With objective and immediate readiness analysis available across all sites, both new and old, there is no need to guess about which sites can perform. You can have the same level of confidence whether you’ve worked with a site a dozen times, or never before. And – likely slash the risk of missing enrollment targets.
Third, the big in-person investigator meeting is not only off the table, it may be gone for good.
OK, it’s probably not gone for every clinical trial for good. But depending on your specific objectives, you may not need it. And if that’s the case, you’ll greatly reduce your costs and workload. Plus, you’ll avoid the burden of scheduling a lot of very busy people away for hours or even days more than necessary.
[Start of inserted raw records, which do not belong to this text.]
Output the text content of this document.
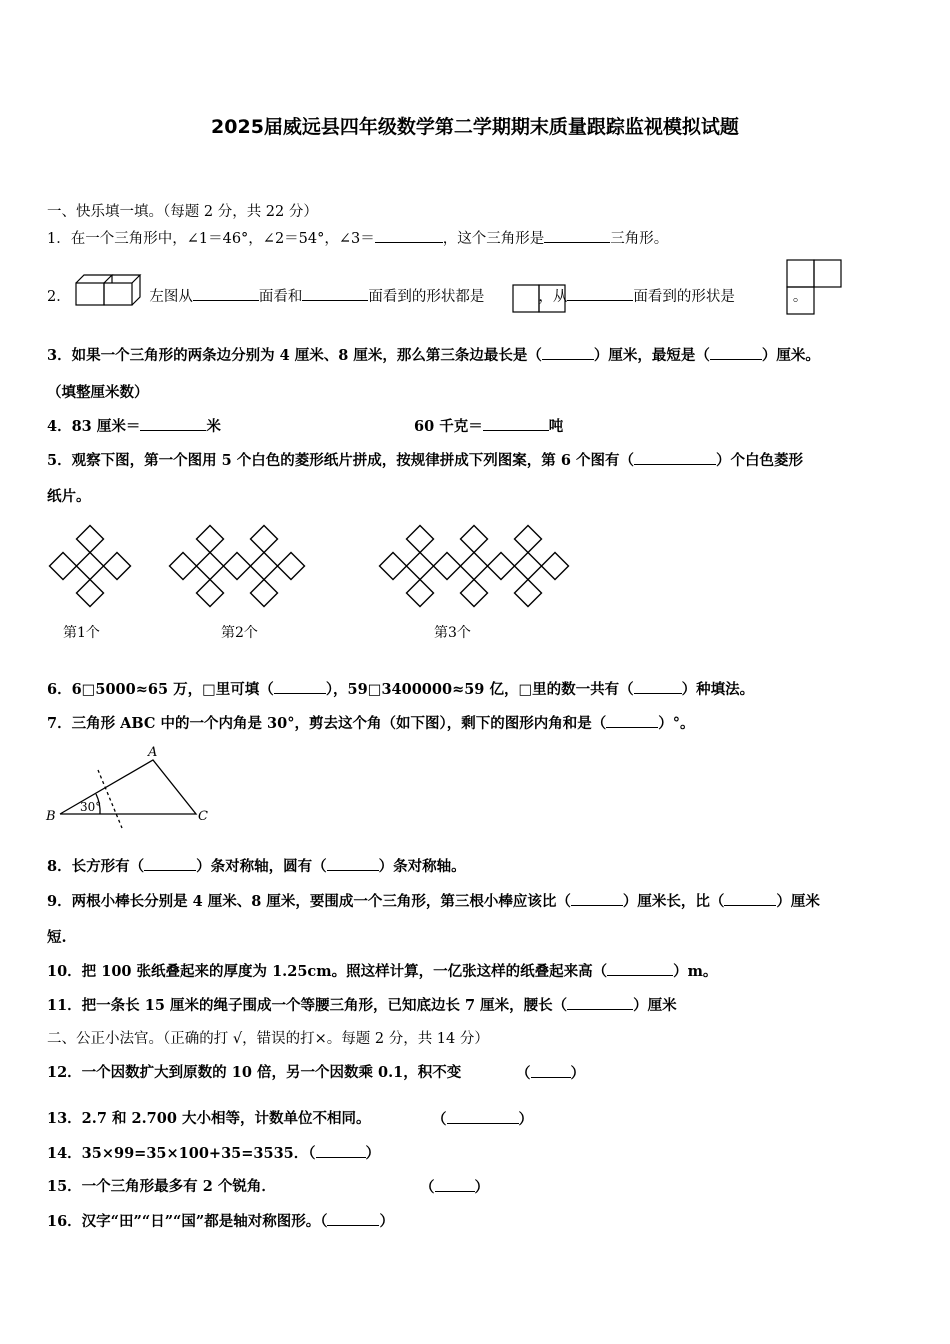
2025届威远县四年级数学第二学期期末质量跟踪监视模拟试题
一、快乐填一填。（每题 2 分，共 22 分）
1．在一个三角形中，∠1＝46°，∠2＝54°，∠3＝	，这个三角形是	三角形。
2．	左图从	面看和	面看到的形状都是	，从	面看到的形状是	。
3．如果一个三角形的两条边分别为 4 厘米、8 厘米，那么第三条边最长是（	）厘米，最短是（	）厘米。
（填整厘米数）
4．83 厘米＝	米	60 千克＝	吨
5．观察下图，第一个图用 5 个白色的菱形纸片拼成，按规律拼成下列图案，第 6 个图有（	）个白色菱形
纸片。
第1个	第2个	第3个
6．6□5000≈65 万，□里可填（	），59□3400000≈59 亿，□里的数一共有（	）种填法。
7．三角形 ABC 中的一个内角是 30°，剪去这个角（如下图），剩下的图形内角和是（	）°。
A
B	C
30°
8．长方形有（	）条对称轴，圆有（	）条对称轴。
9．两根小棒长分别是 4 厘米、8 厘米，要围成一个三角形，第三根小棒应该比（	）厘米长，比（	）厘米
短.
10．把 100 张纸叠起来的厚度为 1.25cm。照这样计算，一亿张这样的纸叠起来高（	）m。
11．把一条长 15 厘米的绳子围成一个等腰三角形，已知底边长 7 厘米，腰长（	）厘米
二、公正小法官。（正确的打 √，错误的打×。每题 2 分，共 14 分）
12．一个因数扩大到原数的 10 倍，另一个因数乘 0.1，积不变	（	）
13．2.7 和 2.700 大小相等，计数单位不相同。	（	）
14．35×99=35×100+35=3535．（	）
15．一个三角形最多有 2 个锐角．	（	）
16．汉字“田”“日”“国”都是轴对称图形。（	）
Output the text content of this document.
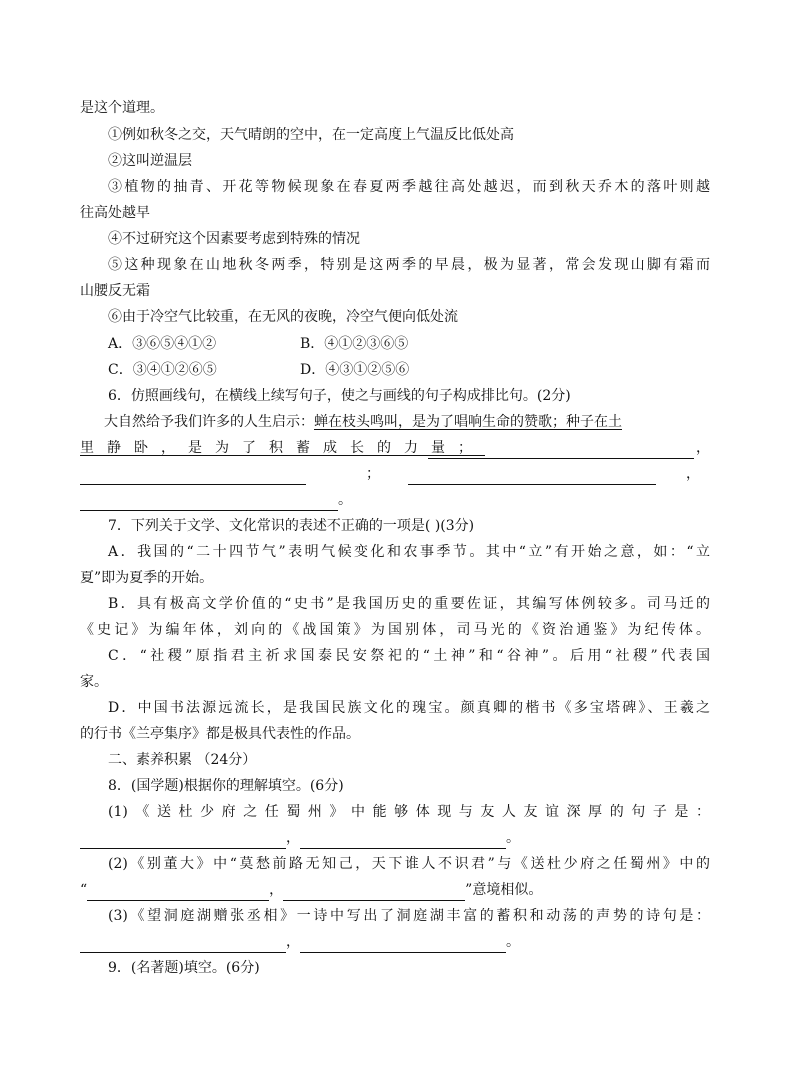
是这个道理。
①例如秋冬之交，天气晴朗的空中，在一定高度上气温反比低处高
②这叫逆温层
③植物的抽青、开花等物候现象在春夏两季越往高处越迟，而到秋天乔木的落叶则越
往高处越早
④不过研究这个因素要考虑到特殊的情况
⑤这种现象在山地秋冬两季，特别是这两季的早晨，极为显著，常会发现山脚有霜而
山腰反无霜
⑥由于冷空气比较重，在无风的夜晚，冷空气便向低处流
A．③⑥⑤④①②	B．④①②③⑥⑤
C．③④①②⑥⑤	D．④③①②⑤⑥
6．仿照画线句，在横线上续写句子，使之与画线的句子构成排比句。(2分)
大自然给予我们许多的人生启示：蝉在枝头鸣叫，是为了唱响生命的赞歌；种子在土
里静卧，是为了积蓄成长的力量；	，
；	，
。
7．下列关于文学、文化常识的表述不正确的一项是( )(3分)
A．我国的“二十四节气”表明气候变化和农事季节。其中“立”有开始之意，如：“立
夏”即为夏季的开始。
B．具有极高文学价值的“史书”是我国历史的重要佐证，其编写体例较多。司马迁的
《史记》为编年体，刘向的《战国策》为国别体，司马光的《资治通鉴》为纪传体。
C．“社稷”原指君主祈求国泰民安祭祀的“土神”和“谷神”。后用“社稷”代表国
家。
D．中国书法源远流长，是我国民族文化的瑰宝。颜真卿的楷书《多宝塔碑》、王羲之
的行书《兰亭集序》都是极具代表性的作品。
二、素养积累 （24分）
8．(国学题)根据你的理解填空。(6分)
(1)《送杜少府之任蜀州》中能够体现与友人友谊深厚的句子是：
，	。
(2)《别董大》中“莫愁前路无知己，天下谁人不识君”与《送杜少府之任蜀州》中的
“	，	”意境相似。
(3)《望洞庭湖赠张丞相》一诗中写出了洞庭湖丰富的蓄积和动荡的声势的诗句是：
，	。
9．(名著题)填空。(6分)
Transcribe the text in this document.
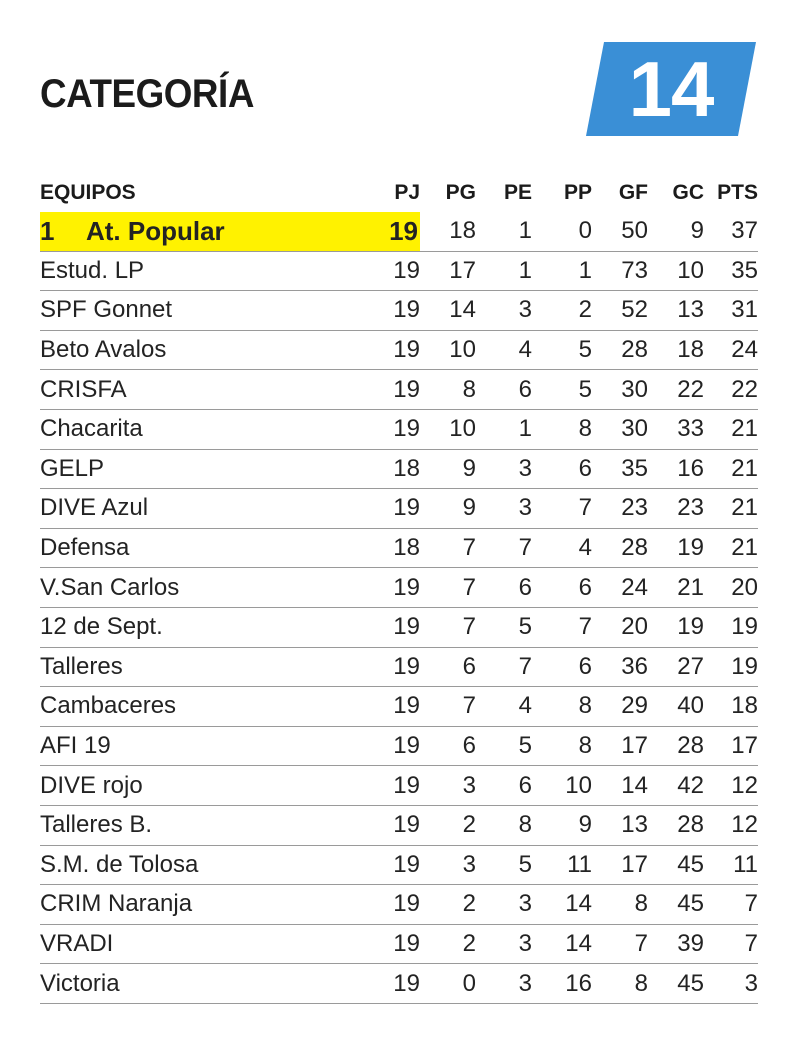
CATEGORÍA	14
EQUIPOS	PJ	PG	PE	PP	GF	GC	PTS
1 At. Popular	19	18	1	0	50	9	37
Estud. LP	19	17	1	1	73	10	35
SPF Gonnet	19	14	3	2	52	13	31
Beto Avalos	19	10	4	5	28	18	24
CRISFA	19	8	6	5	30	22	22
Chacarita	19	10	1	8	30	33	21
GELP	18	9	3	6	35	16	21
DIVE Azul	19	9	3	7	23	23	21
Defensa	18	7	7	4	28	19	21
V.San Carlos	19	7	6	6	24	21	20
12 de Sept.	19	7	5	7	20	19	19
Talleres	19	6	7	6	36	27	19
Cambaceres	19	7	4	8	29	40	18
AFI 19	19	6	5	8	17	28	17
DIVE rojo	19	3	6	10	14	42	12
Talleres B.	19	2	8	9	13	28	12
S.M. de Tolosa	19	3	5	11	17	45	11
CRIM Naranja	19	2	3	14	8	45	7
VRADI	19	2	3	14	7	39	7
Victoria	19	0	3	16	8	45	3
One emerging biotech we work with has reimagined the PI meeting completely. This biotech instead chose to use Ready to deploy all of their PI meeting content completely online and completely on-demand. That means, similar to site training, investigators and study coordinators can begin consuming the protocol as soon as it’s deployed by the biotech. And that means the trial team can immediately discover insights about investigator readiness, too.
Just as you adjust your clinical trial startup, your trial team will adjust, too.
Fortunately, we humans are natural innovators, and natural adapters. You’ve already had to make major changes, and your sites, teams, and patients are making changes too, too.
But when you’re not there in-person with your clinical trial resources, it’s easy to lose sight of the opportunities you have to help them adjust to your changes.
Take the ongoing uncertainty in our environment as an opportunity to change. Don’t just do it for your next trial, but establish new and better processes to pave a path for running higher performing trials. For reducing your risk and error. And for embracing a future where you may run a truly decentralized clinical trial, or even a fully virtual trial.
New digital tools and predictive models will make this shift much easier, and can also deliver benefits to the rest of your team. But you must recognize these three challenges, and plan for them. Ready by ArcheMedX can help you improve your clinical trial startup, while you simultaneously improve your site and team performance (and ease their workload, too).